Barzak, Christopher. 2008. The Love We Share Without Knowing.
Everything you think you know about the world isn't true. Nothing is real, it's all made up. We live in a world of illusion. I'm telling you this up front because I don't want you thinking this story is going to have a happy ending. It won't make any sense out of sadness. It won't redeem humanity in even a small sort of way.
This isn't your traditional novel. If you know that going in, I think you will appreciate it more. Think of it more as a collection of loosely woven short stories. Some stories are more 'connected' than others. The stories share a common thread or two--mainly that of theme. To sum it up in one word: Humanity. What it means to be human, to experience the ups and downs, highs and lows of being human. Love. Loss. Pain. Anger. Bitterness. Frustration. Disappointment. Heartache. Homesickness. Loneliness. Some stories are darker than others. Some seem to be without hope or redemption. Others are more uplifting. What they all have in common, however, is the Barzak touch. He, quite simply, has a way with words. Even if you don't like where the story is going, he keeps you so in love with the words on the page, that you just have to keep reading.
Love isn't what we think. It's a living, changing creature that takes as many shapes as the fox women in the old tales my mother used to tell me. Love comes in and sometimes she's a woman who woos you with soft words and promises. Love comes in and sometimes he's a man with a strong smile and a grip on your shoulder. Love comes in and sometimes it's something beyond the usual circumstances of two people becoming one. It can slip through our hands before we even realize what it is we're holding. (97)
"But sweetheart," said her mother, "the things you don't speak of are the loudest things you say." (146)
We wear our masks in between dreams.

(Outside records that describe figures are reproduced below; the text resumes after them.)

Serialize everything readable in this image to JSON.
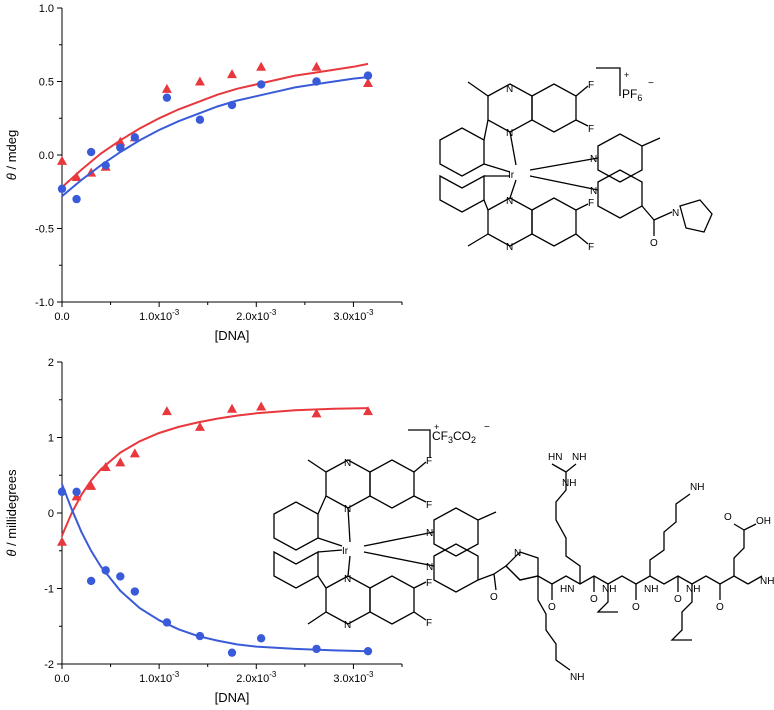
{
  "chart_data": [
    {
      "type": "scatter",
      "xlabel": "[DNA]",
      "ylabel_italic": "θ",
      "ylabel_rest": " / mdeg",
      "xlim": [
        0,
        0.0035
      ],
      "ylim": [
        -1.0,
        1.0
      ],
      "x_ticks": [
        0,
        0.001,
        0.002,
        0.003
      ],
      "x_tick_labels": [
        "0.0",
        "1.0x10",
        "2.0x10",
        "3.0x10"
      ],
      "x_tick_exponent": "-3",
      "y_ticks": [
        -1.0,
        -0.5,
        0.0,
        0.5,
        1.0
      ],
      "y_tick_labels": [
        "-1.0",
        "-0.5",
        "0.0",
        "0.5",
        "1.0"
      ],
      "series": [
        {
          "marker": "triangle",
          "color": "#e8383d",
          "x": [
            0,
            0.00015,
            0.0003,
            0.00045,
            0.0006,
            0.00075,
            0.00108,
            0.00142,
            0.00175,
            0.00205,
            0.00262,
            0.00315
          ],
          "y": [
            -0.04,
            -0.15,
            -0.12,
            -0.08,
            0.09,
            0.12,
            0.45,
            0.5,
            0.55,
            0.6,
            0.6,
            0.49
          ],
          "fit_x": [
            0,
            0.0002,
            0.0004,
            0.0006,
            0.0008,
            0.001,
            0.0012,
            0.0014,
            0.0016,
            0.0018,
            0.002,
            0.0022,
            0.0024,
            0.0026,
            0.0028,
            0.003,
            0.00315
          ],
          "fit_y": [
            -0.22,
            -0.1,
            0.01,
            0.1,
            0.18,
            0.25,
            0.31,
            0.36,
            0.41,
            0.45,
            0.48,
            0.51,
            0.54,
            0.56,
            0.58,
            0.6,
            0.62
          ]
        },
        {
          "marker": "circle",
          "color": "#3a5bd9",
          "x": [
            0,
            0.00015,
            0.0003,
            0.00045,
            0.0006,
            0.00075,
            0.00108,
            0.00142,
            0.00175,
            0.00205,
            0.00262,
            0.00315
          ],
          "y": [
            -0.23,
            -0.3,
            0.02,
            -0.07,
            0.05,
            0.12,
            0.39,
            0.24,
            0.34,
            0.48,
            0.5,
            0.54
          ],
          "fit_x": [
            0,
            0.0002,
            0.0004,
            0.0006,
            0.0008,
            0.001,
            0.0012,
            0.0014,
            0.0016,
            0.0018,
            0.002,
            0.0022,
            0.0024,
            0.0026,
            0.0028,
            0.003,
            0.00315
          ],
          "fit_y": [
            -0.28,
            -0.17,
            -0.07,
            0.02,
            0.1,
            0.17,
            0.23,
            0.28,
            0.33,
            0.37,
            0.4,
            0.43,
            0.46,
            0.48,
            0.5,
            0.52,
            0.53
          ]
        }
      ],
      "annotation": {
        "ion_base": "PF",
        "ion_sub": "6",
        "charge_plus": "+",
        "charge_minus": "−"
      }
    },
    {
      "type": "scatter",
      "xlabel": "[DNA]",
      "ylabel_italic": "θ",
      "ylabel_rest": " / millidegrees",
      "xlim": [
        0,
        0.0035
      ],
      "ylim": [
        -2,
        2
      ],
      "x_ticks": [
        0,
        0.001,
        0.002,
        0.003
      ],
      "x_tick_labels": [
        "0.0",
        "1.0x10",
        "2.0x10",
        "3.0x10"
      ],
      "x_tick_exponent": "-3",
      "y_ticks": [
        -2,
        -1,
        0,
        1,
        2
      ],
      "y_tick_labels": [
        "-2",
        "-1",
        "0",
        "1",
        "2"
      ],
      "series": [
        {
          "marker": "triangle",
          "color": "#e8383d",
          "x": [
            0,
            0.00015,
            0.0003,
            0.00045,
            0.0006,
            0.00075,
            0.00108,
            0.00142,
            0.00175,
            0.00205,
            0.00262,
            0.00315
          ],
          "y": [
            -0.38,
            0.22,
            0.36,
            0.61,
            0.67,
            0.79,
            1.35,
            1.14,
            1.38,
            1.41,
            1.32,
            1.35
          ],
          "fit_x": [
            0,
            0.0001,
            0.0002,
            0.0003,
            0.0004,
            0.0006,
            0.0008,
            0.001,
            0.0012,
            0.0014,
            0.0016,
            0.0018,
            0.002,
            0.0024,
            0.0028,
            0.00315
          ],
          "fit_y": [
            -0.3,
            0.0,
            0.24,
            0.43,
            0.58,
            0.8,
            0.95,
            1.06,
            1.14,
            1.2,
            1.25,
            1.29,
            1.32,
            1.36,
            1.38,
            1.39
          ]
        },
        {
          "marker": "circle",
          "color": "#3a5bd9",
          "x": [
            0,
            0.00015,
            0.0003,
            0.00045,
            0.0006,
            0.00075,
            0.00108,
            0.00142,
            0.00175,
            0.00205,
            0.00262,
            0.00315
          ],
          "y": [
            0.28,
            0.28,
            -0.9,
            -0.76,
            -0.84,
            -1.04,
            -1.45,
            -1.63,
            -1.85,
            -1.66,
            -1.8,
            -1.83
          ],
          "fit_x": [
            0,
            0.0001,
            0.0002,
            0.0003,
            0.0004,
            0.0006,
            0.0008,
            0.001,
            0.0012,
            0.0014,
            0.0016,
            0.0018,
            0.002,
            0.0024,
            0.0028,
            0.00315
          ],
          "fit_y": [
            0.38,
            0.05,
            -0.25,
            -0.5,
            -0.71,
            -1.03,
            -1.26,
            -1.42,
            -1.54,
            -1.63,
            -1.69,
            -1.74,
            -1.77,
            -1.8,
            -1.82,
            -1.83
          ]
        }
      ],
      "annotation": {
        "ion_base": "CF",
        "ion_sub": "3",
        "ion_mid": "CO",
        "ion_sub2": "2",
        "charge_plus": "+",
        "charge_minus": "−"
      }
    }
  ],
  "structure_atoms": {
    "N": "N",
    "F": "F",
    "Ir": "Ir",
    "O": "O",
    "NH": "NH",
    "HN": "HN",
    "NH2": "NH",
    "H2N": "H",
    "OH": "OH",
    "sub2": "2"
  }
}
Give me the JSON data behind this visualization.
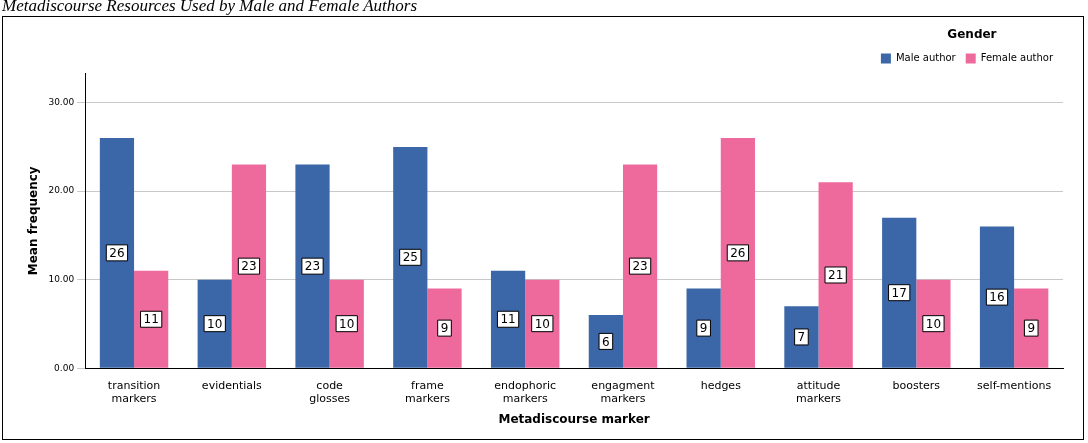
{
  "chart_data": {
    "type": "bar",
    "title": "Metadiscourse Resources Used by Male and Female Authors",
    "xlabel": "Metadiscourse marker",
    "ylabel": "Mean frequency",
    "legend_title": "Gender",
    "categories": [
      "transition markers",
      "evidentials",
      "code glosses",
      "frame markers",
      "endophoric markers",
      "engagment markers",
      "hedges",
      "attitude markers",
      "boosters",
      "self-mentions"
    ],
    "series": [
      {
        "name": "Male author",
        "color": "#3b66a8",
        "values": [
          26,
          10,
          23,
          25,
          11,
          6,
          9,
          7,
          17,
          16
        ]
      },
      {
        "name": "Female author",
        "color": "#ee6a9c",
        "values": [
          11,
          23,
          10,
          9,
          10,
          23,
          26,
          21,
          10,
          9
        ]
      }
    ],
    "ylim": [
      0,
      33.3
    ],
    "yticks": [
      {
        "value": 0,
        "label": "0.00"
      },
      {
        "value": 10,
        "label": "10.00"
      },
      {
        "value": 20,
        "label": "20.00"
      },
      {
        "value": 30,
        "label": "30.00"
      }
    ],
    "grid": "y",
    "legend": "top right",
    "data_labels": true
  }
}
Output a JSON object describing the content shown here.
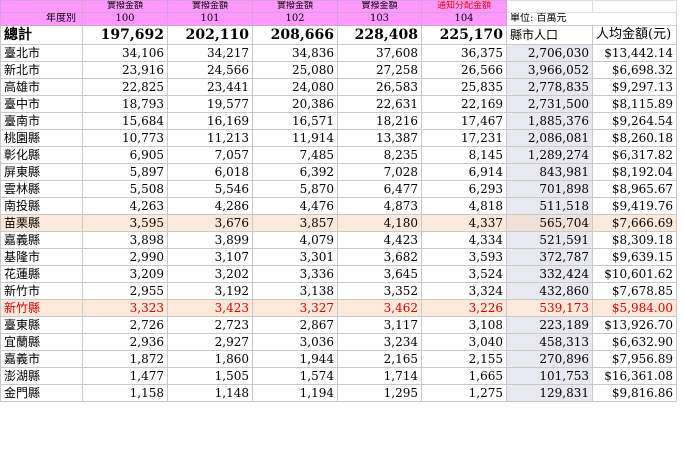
{
  "header_row1": [
    "",
    "實撥金額",
    "實撥金額",
    "實撥金額",
    "實撥金額",
    "通知分配金額",
    "",
    ""
  ],
  "year_label": "年度別",
  "years": [
    "100",
    "101",
    "102",
    "103",
    "104"
  ],
  "unit": "單位: 百萬元",
  "total": {
    "name": "總計",
    "values": [
      "197,692",
      "202,110",
      "208,666",
      "228,408",
      "225,170"
    ],
    "pop_header": "縣市人口",
    "avg_header": "人均金額(元)"
  },
  "rows": [
    {
      "name": "臺北市",
      "values": [
        "34,106",
        "34,217",
        "34,836",
        "37,608",
        "36,375"
      ],
      "pop": "2,706,030",
      "avg": "$13,442.14"
    },
    {
      "name": "新北市",
      "values": [
        "23,916",
        "24,566",
        "25,080",
        "27,258",
        "26,566"
      ],
      "pop": "3,966,052",
      "avg": "$6,698.32"
    },
    {
      "name": "高雄市",
      "values": [
        "22,825",
        "23,441",
        "24,080",
        "26,583",
        "25,835"
      ],
      "pop": "2,778,835",
      "avg": "$9,297.13"
    },
    {
      "name": "臺中市",
      "values": [
        "18,793",
        "19,577",
        "20,386",
        "22,631",
        "22,169"
      ],
      "pop": "2,731,500",
      "avg": "$8,115.89"
    },
    {
      "name": "臺南市",
      "values": [
        "15,684",
        "16,169",
        "16,571",
        "18,216",
        "17,467"
      ],
      "pop": "1,885,376",
      "avg": "$9,264.54"
    },
    {
      "name": "桃園縣",
      "values": [
        "10,773",
        "11,213",
        "11,914",
        "13,387",
        "17,231"
      ],
      "pop": "2,086,081",
      "avg": "$8,260.18"
    },
    {
      "name": "彰化縣",
      "values": [
        "6,905",
        "7,057",
        "7,485",
        "8,235",
        "8,145"
      ],
      "pop": "1,289,274",
      "avg": "$6,317.82"
    },
    {
      "name": "屏東縣",
      "values": [
        "5,897",
        "6,018",
        "6,392",
        "7,028",
        "6,914"
      ],
      "pop": "843,981",
      "avg": "$8,192.04"
    },
    {
      "name": "雲林縣",
      "values": [
        "5,508",
        "5,546",
        "5,870",
        "6,477",
        "6,293"
      ],
      "pop": "701,898",
      "avg": "$8,965.67"
    },
    {
      "name": "南投縣",
      "values": [
        "4,263",
        "4,286",
        "4,476",
        "4,873",
        "4,818"
      ],
      "pop": "511,518",
      "avg": "$9,419.76"
    },
    {
      "name": "苗栗縣",
      "values": [
        "3,595",
        "3,676",
        "3,857",
        "4,180",
        "4,337"
      ],
      "pop": "565,704",
      "avg": "$7,666.69",
      "style": "hl"
    },
    {
      "name": "嘉義縣",
      "values": [
        "3,898",
        "3,899",
        "4,079",
        "4,423",
        "4,334"
      ],
      "pop": "521,591",
      "avg": "$8,309.18"
    },
    {
      "name": "基隆市",
      "values": [
        "2,990",
        "3,107",
        "3,301",
        "3,682",
        "3,593"
      ],
      "pop": "372,787",
      "avg": "$9,639.15"
    },
    {
      "name": "花蓮縣",
      "values": [
        "3,209",
        "3,202",
        "3,336",
        "3,645",
        "3,524"
      ],
      "pop": "332,424",
      "avg": "$10,601.62"
    },
    {
      "name": "新竹市",
      "values": [
        "2,955",
        "3,192",
        "3,138",
        "3,352",
        "3,324"
      ],
      "pop": "432,860",
      "avg": "$7,678.85"
    },
    {
      "name": "新竹縣",
      "values": [
        "3,323",
        "3,423",
        "3,327",
        "3,462",
        "3,226"
      ],
      "pop": "539,173",
      "avg": "$5,984.00",
      "style": "red"
    },
    {
      "name": "臺東縣",
      "values": [
        "2,726",
        "2,723",
        "2,867",
        "3,117",
        "3,108"
      ],
      "pop": "223,189",
      "avg": "$13,926.70"
    },
    {
      "name": "宜蘭縣",
      "values": [
        "2,936",
        "2,927",
        "3,036",
        "3,234",
        "3,040"
      ],
      "pop": "458,313",
      "avg": "$6,632.90"
    },
    {
      "name": "嘉義市",
      "values": [
        "1,872",
        "1,860",
        "1,944",
        "2,165",
        "2,155"
      ],
      "pop": "270,896",
      "avg": "$7,956.89"
    },
    {
      "name": "澎湖縣",
      "values": [
        "1,477",
        "1,505",
        "1,574",
        "1,714",
        "1,665"
      ],
      "pop": "101,753",
      "avg": "$16,361.08"
    },
    {
      "name": "金門縣",
      "values": [
        "1,158",
        "1,148",
        "1,194",
        "1,295",
        "1,275"
      ],
      "pop": "129,831",
      "avg": "$9,816.86"
    }
  ]
}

It's one of the rules of living here. You can't not wear a mask in those spaces of time. But if you want, you can change the one you've been given. All you have to do is be strong and make it so. (188)
Have you seen Because of Winn Dixie? Do you remember the scenes where the librarian is sharing hard candy with Opal? And Opal is then sharing this candy with others? How every single person has a different way of describing how the candy tastes? That's what this novel was like. That's what this novel was trying to do, in my humble opinion, capture the 101 different flavors of life itself.
All of the stories are set in Japan.
My favorite chapter? Perhaps "If You Can Read This You're Too Close." Listen to how it starts off, "This is the truth. A blind man saw me on the train." Within this story there is a beautiful exchange from which the title of the book comes. But I'm not going to share it here! If you think this one is for you, I encourage you to pick it up and read it for yourself!
I won't lie and say I think this novel is for everyone. The book deals in quite a few chapters with the subject of suicide and the seeming 'hopelessness' of life. (I personally did NOT like the chapter with the suicide club. I do not buy into suicide as a good idea for solving life's hiccups.) It is an adult book, and some of the stories may not be appropriate for younger readers. (Though I think most teens could handle it just fine.)